Important To run the latest versions of the examples, you have to install from source and install some specific requirements for the examples. Execute the following steps in a new virtual environment:

git clone https://github.com/huggingface/transformers
cd transformers
pip install .
pip install -r ./examples/requirements.txt
Section Description
TensorFlow 2.0 models on GLUE Examples running BERT TensorFlow 2.0 model on the GLUE tasks.
Running on TPUs Examples on running fine-tuning tasks on Google TPUs to accelerate workloads.

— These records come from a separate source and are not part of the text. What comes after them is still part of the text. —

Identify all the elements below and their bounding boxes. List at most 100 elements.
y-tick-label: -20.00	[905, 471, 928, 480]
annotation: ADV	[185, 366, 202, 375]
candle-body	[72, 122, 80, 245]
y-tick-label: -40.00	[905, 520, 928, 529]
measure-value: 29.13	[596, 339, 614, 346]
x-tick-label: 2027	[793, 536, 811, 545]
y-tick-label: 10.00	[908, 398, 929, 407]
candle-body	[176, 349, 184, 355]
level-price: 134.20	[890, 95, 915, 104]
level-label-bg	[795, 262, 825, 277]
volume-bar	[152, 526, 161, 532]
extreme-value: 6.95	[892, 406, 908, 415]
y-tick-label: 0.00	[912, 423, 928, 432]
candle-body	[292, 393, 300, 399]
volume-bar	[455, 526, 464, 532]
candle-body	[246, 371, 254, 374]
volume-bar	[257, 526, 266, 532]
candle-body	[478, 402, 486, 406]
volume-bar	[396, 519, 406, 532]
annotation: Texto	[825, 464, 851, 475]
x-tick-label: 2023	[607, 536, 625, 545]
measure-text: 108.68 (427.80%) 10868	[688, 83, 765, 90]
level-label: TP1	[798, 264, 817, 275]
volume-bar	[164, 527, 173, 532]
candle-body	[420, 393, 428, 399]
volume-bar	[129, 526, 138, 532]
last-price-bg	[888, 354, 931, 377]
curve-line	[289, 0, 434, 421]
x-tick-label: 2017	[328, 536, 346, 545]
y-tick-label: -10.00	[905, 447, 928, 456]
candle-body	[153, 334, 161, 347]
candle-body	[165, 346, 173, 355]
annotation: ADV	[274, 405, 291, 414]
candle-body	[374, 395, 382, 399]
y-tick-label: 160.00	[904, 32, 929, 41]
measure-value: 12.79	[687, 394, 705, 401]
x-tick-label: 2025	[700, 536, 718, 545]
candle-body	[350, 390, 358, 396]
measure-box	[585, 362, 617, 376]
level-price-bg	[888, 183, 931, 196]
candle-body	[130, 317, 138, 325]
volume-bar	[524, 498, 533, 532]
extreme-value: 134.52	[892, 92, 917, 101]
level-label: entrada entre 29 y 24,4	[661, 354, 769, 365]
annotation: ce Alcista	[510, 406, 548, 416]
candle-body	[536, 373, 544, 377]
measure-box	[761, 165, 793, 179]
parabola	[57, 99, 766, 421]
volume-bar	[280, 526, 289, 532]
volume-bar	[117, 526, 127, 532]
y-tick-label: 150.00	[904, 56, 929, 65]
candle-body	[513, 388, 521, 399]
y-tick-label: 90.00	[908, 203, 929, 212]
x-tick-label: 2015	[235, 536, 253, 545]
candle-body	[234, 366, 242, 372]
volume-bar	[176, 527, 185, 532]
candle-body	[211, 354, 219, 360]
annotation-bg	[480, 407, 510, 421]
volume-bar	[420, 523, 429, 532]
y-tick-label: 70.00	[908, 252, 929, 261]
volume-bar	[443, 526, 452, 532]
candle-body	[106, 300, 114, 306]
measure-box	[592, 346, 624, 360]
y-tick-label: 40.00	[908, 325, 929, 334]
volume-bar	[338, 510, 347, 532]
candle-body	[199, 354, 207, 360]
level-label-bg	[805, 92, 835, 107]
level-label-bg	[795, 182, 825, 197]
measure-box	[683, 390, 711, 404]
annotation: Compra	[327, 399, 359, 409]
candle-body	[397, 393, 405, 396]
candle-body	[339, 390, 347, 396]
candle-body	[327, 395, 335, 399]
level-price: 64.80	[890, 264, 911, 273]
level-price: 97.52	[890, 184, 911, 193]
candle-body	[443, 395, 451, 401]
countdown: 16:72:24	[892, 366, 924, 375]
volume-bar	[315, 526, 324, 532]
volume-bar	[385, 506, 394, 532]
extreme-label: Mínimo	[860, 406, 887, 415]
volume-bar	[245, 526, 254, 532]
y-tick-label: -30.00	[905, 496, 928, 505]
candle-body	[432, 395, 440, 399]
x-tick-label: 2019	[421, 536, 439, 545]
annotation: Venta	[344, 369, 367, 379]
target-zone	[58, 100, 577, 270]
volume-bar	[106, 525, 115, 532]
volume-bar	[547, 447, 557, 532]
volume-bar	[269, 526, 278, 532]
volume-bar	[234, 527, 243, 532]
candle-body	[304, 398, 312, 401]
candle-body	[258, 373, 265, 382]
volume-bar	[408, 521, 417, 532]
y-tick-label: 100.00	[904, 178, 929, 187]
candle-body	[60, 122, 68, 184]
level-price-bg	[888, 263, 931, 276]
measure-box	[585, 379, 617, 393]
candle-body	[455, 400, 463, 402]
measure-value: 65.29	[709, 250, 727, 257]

Language Model training Fine-tuning (or training from scratch) the library models for language modeling on a text dataset. Causal language modeling for GPT/GPT-2, masked language modeling for BERT/RoBERTa.
Language Generation Conditional text generation using the auto-regressive models of the library: GPT, GPT-2, Transformer-XL and XLNet.
GLUE Examples running BERT/XLM/XLNet/RoBERTa on the 9 GLUE tasks. Examples feature distributed training as well as half-precision.
SQuAD Using BERT/RoBERTa/XLNet/XLM for question answering, examples with distributed training.
Multiple Choice Examples running BERT/XLNet/RoBERTa on the SWAG/RACE/ARC tasks.
Named Entity Recognition Using BERT for Named Entity Recognition (NER) on the CoNLL 2003 dataset, examples with distributed training.
XNLI Examples running BERT/XLM on the XNLI benchmark.
Adversarial evaluation of model performances Testing a model with adversarial evaluation of natural language inference on the Heuristic Analysis for NLI Systems (HANS) dataset (McCoy et al., 2019.)